When John Gowans gets on a plane, he’s not looking to sit by the pool with an umbrella drink in his hand.

Gowans, an investment advisor with National Bank Financial Ltd. in Victoria, is preparing for his fourth trip to Haiti since that tiny Caribbean country was decimated by an earthquake in 2010.

Gowans and his wife, Carol, had been to Haiti many years earlier and wanted to help with the rebuilding effort. Through a group called Impact Nations, they flew in six months after the January 2010 earthquake and were put to work in both a medical clinic and rebuilding a small kitchen in one of the tent cities that had sprung up.

The following year, the Gowans worked in another medical clinic and helped to distribute everything from water-purification systems to 1,500 pounds of clothing they had collected from colleagues at National Bank’s Victoria office.

The Gowans’ duties included working at the “free table,” where patients, after seeing the doctor or nurse, would come to pick up a piece or two of clothing or items such as toothbrushes, toothpaste, soap and shampoo.

“Anyone can do this, John Gowans says. “I don’t have any medical skills, but I’m used in different capacities. They certainly don’t need an investment advisor. My philosophy is I don’t do anything on a grand scale. It’s just one person at a time.”

Last year, the Gowans started focusing on helping Haitians to regain their independence, including granting a microbusiness loan of $3,200 to a young man to help him set up a small grocery store. They don’t expect to see the money again, Gowans says, but that’s not the point. The grocer has promised to pay back $50 of his profits every month, assuming he is in the black, to his local church. The grocer’s wife is a schoolteacher, but she cannot rely on a steady income.
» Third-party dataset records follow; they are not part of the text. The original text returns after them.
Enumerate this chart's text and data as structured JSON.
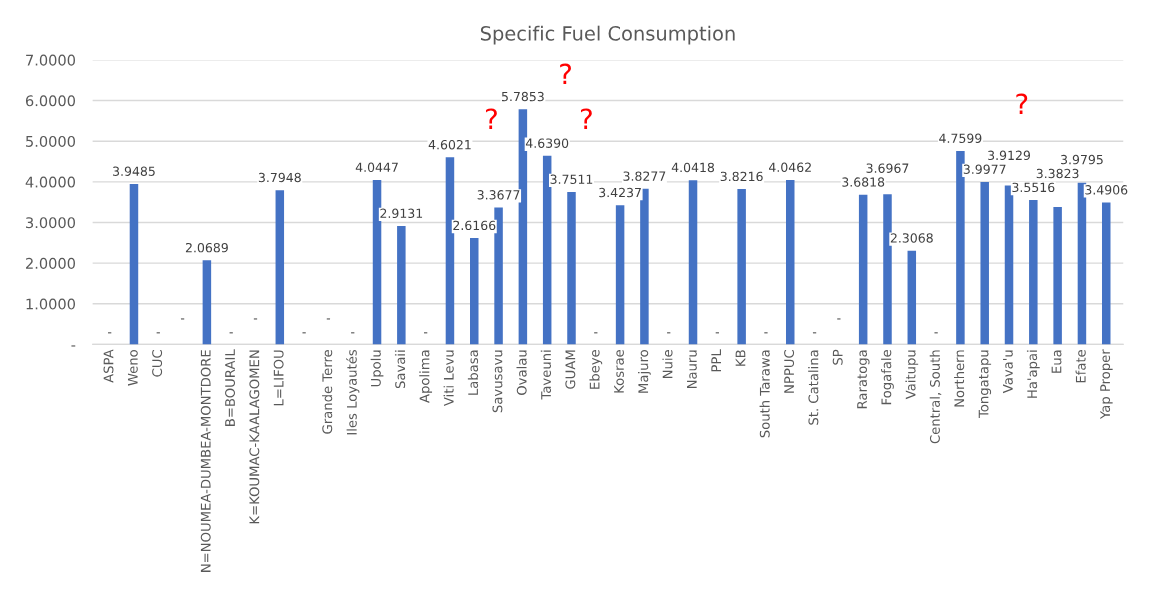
{
  "chart_data": {
    "type": "bar",
    "title": "Specific Fuel Consumption",
    "categories": [
      "ASPA",
      "Weno",
      "CUC",
      null,
      "N=NOUMEA-DUMBEA-MONTDORE",
      "B=BOURAIL",
      "K=KOUMAC-KAALAGOMEN",
      "L=LIFOU",
      null,
      "Grande Terre",
      "Iles Loyautés",
      "Upolu",
      "Savaii",
      "Apolima",
      "Viti Levu",
      "Labasa",
      "Savusavu",
      "Ovalau",
      "Taveuni",
      "GUAM",
      "Ebeye",
      "Kosrae",
      "Majuro",
      "Nuie",
      "Nauru",
      "PPL",
      "KB",
      "South Tarawa",
      "NPPUC",
      "St. Catalina",
      "SP",
      "Raratoga",
      "Fogafale",
      "Vaitupu",
      "Central, South",
      "Northern",
      "Tongatapu",
      "Vava'u",
      "Ha'apai",
      "Eua",
      "Efate",
      "Yap Proper"
    ],
    "values": [
      0,
      3.9485,
      0,
      0,
      2.0689,
      0,
      0,
      3.7948,
      0,
      0,
      0,
      4.0447,
      2.9131,
      0,
      4.6021,
      2.6166,
      3.3677,
      5.7853,
      4.639,
      3.7511,
      0,
      3.4237,
      3.8277,
      0,
      4.0418,
      0,
      3.8216,
      0,
      4.0462,
      0,
      0,
      3.6818,
      3.6967,
      2.3068,
      0,
      4.7599,
      3.9977,
      3.9129,
      3.5516,
      3.3823,
      3.9795,
      3.4906
    ],
    "value_labels": [
      "-",
      "3.9485",
      "-",
      "-",
      "2.0689",
      "-",
      "-",
      "3.7948",
      "-",
      "-",
      "-",
      "4.0447",
      "2.9131",
      "-",
      "4.6021",
      "2.6166",
      "3.3677",
      "5.7853",
      "4.6390",
      "3.7511",
      "-",
      "3.4237",
      "3.8277",
      "-",
      "4.0418",
      "-",
      "3.8216",
      "-",
      "4.0462",
      "-",
      "-",
      "3.6818",
      "3.6967",
      "2.3068",
      "-",
      "4.7599",
      "3.9977",
      "3.9129",
      "3.5516",
      "3.3823",
      "3.9795",
      "3.4906"
    ],
    "color": "#4472c4",
    "ylim": [
      0,
      7
    ],
    "yticks": [
      {
        "value": 0,
        "label": "-"
      },
      {
        "value": 1,
        "label": "1.0000"
      },
      {
        "value": 2,
        "label": "2.0000"
      },
      {
        "value": 3,
        "label": "3.0000"
      },
      {
        "value": 4,
        "label": "4.0000"
      },
      {
        "value": 5,
        "label": "5.0000"
      },
      {
        "value": 6,
        "label": "6.0000"
      },
      {
        "value": 7,
        "label": "7.0000"
      }
    ],
    "grid": "y",
    "annotations": [
      "?",
      "?",
      "?",
      "?"
    ]
  }
}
“They are very impoverished people,” Gowans says. “They have overcome more adversity than you or I could ever imagine. I asked him, ‘What’s your dream?’ And he said he wanted to open a grocery store. We asked him to put together a budget. I’ve been in touch to give him a bit of help. Without even knowing it, I’m mentoring him in his business – which is funny because I don’t know much about grocery stores, let alone grocery stores in Haiti.”
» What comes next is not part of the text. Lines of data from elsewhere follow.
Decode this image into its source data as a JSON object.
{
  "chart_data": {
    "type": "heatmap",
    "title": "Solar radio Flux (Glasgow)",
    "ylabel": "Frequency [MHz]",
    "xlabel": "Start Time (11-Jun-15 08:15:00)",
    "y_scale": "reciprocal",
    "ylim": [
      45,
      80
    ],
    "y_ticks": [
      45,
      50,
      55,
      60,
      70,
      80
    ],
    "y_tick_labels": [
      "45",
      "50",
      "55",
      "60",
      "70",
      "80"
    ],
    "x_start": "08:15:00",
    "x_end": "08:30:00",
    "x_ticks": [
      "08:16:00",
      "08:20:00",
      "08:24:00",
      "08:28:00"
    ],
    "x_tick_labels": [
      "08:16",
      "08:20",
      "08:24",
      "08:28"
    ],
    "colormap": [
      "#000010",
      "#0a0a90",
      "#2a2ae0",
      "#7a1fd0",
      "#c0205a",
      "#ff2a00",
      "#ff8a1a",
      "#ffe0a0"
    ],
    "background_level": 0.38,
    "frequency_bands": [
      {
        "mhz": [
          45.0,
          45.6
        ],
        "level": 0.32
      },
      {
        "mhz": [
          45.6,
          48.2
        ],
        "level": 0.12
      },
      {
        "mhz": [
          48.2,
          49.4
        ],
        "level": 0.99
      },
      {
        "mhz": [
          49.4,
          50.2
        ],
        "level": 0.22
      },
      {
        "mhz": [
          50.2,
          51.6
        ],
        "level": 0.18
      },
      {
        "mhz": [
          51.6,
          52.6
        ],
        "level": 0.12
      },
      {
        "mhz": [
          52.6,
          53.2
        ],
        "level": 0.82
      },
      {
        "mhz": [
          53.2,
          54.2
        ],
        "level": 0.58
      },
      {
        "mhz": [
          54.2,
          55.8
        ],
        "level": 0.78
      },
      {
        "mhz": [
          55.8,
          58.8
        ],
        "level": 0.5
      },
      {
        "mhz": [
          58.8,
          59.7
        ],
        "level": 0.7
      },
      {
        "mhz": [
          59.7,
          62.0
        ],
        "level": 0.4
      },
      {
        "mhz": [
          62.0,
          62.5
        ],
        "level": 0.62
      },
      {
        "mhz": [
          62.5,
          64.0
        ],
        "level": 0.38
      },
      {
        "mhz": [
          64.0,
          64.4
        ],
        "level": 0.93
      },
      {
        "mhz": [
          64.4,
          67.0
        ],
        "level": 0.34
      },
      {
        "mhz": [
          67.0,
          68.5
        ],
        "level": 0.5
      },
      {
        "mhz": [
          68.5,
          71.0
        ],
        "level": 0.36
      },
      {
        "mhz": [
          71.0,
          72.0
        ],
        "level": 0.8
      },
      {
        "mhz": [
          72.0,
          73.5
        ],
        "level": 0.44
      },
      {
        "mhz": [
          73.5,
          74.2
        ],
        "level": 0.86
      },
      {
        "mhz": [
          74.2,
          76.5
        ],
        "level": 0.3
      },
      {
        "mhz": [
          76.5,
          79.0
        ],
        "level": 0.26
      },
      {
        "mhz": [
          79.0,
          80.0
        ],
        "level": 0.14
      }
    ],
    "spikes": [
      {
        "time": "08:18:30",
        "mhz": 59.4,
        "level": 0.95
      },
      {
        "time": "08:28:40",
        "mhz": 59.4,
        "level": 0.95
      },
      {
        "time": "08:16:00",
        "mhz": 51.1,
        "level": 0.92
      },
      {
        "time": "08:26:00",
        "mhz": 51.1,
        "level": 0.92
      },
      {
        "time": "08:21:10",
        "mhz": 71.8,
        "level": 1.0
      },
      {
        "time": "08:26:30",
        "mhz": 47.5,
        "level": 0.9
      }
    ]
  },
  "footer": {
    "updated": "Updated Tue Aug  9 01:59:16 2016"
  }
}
Adds Gowan: “I’m not telling him what to do; I’m giving him suggestions. My next several years there will be less involved with bringing in lots of goods and more with helping people establish a life again.”

Gowans was particularly moved one night, when he saw a group of Haitian students gathering under a street lamp. They weren’t there to loiter or to cause trouble; they were studying there because they didn’t have any lights at home.

So, the following year, Gowans stuffed 100 solar-powered lights into his suitcase, then gave them out to students in Haiti. “I thought, ‘These guys want to get ahead’,” Gowans says. “I didn’t have much room for clothes. As you can imagine, the electrical grid in Haiti is expensive and erratic.”

One day, after Gowans had finished working, a local woman approached him and gave him a bar of soap as thanks. In Haiti, that gesture is huge.

“You can’t be Westernized in your views,” Gowans explains. “You have to understand that what she gave me was something that was real special to her. All you have to do is make one person’s life better that day. From there, you start looking farther afield.

“I like to think [it’s as if] you’re taking a holiday with purpose,” he continues. “Just do it. The worst that can happen is you’ll spend a couple of weeks of your life and you’ll come back different.”

Haiti isn’t the first country to benefit from Gowans’ generosity. In 2008 and 2009, after years of merely sending cheques to various organizations that worked in Romania, he helped to build a little house for a family there. “We got a bit of a taste of what it’s like to go and put something in place for people who have nothing,” he says. “You get more out of it than you’re giving. We gave them furniture and clothing, and we changed a life.”

Gowans says charity work can have its share of hardships, such as accommodations that would have trouble getting any kind of star rating. He says that being affiliated with a local church has encouraged him to be a little more open toward helping people in a practical way.

Not all of Gowans charitable work has been in other countries. He also has volunteered with the Salvation Army, helping to feed people and trying to build a sense of self-worth within some of the men who came into that soup kitchen.

Gowans also has donated his time to a local youth outreach group, in which he used his woodworking skills to show some young people how to build tables and other pieces of furniture. At the same time, Gowans acted as a sounding board to some young people who really needed one. One young man, who was dealing with his fair share of problems, took Gowans’ advice and became an apprentice carpenter.

“We’re very privileged as investment advisors, and we do well,” says Gowans. “We’re in one of the most dynamic industries in the world. You can’t hoard it all to yourself. I know this sounds crazy, but I transition very easily from talking to the very wealthy to a guy at the Salvation Army. The reality is we’re just people. Our job as advisors is to listen and do what our clients are asking us to do. The same is true of volunteering. If you make yourself available, you’d be astonished at the reward. Don’t be afraid to try different things – you’ll find the one that fits.”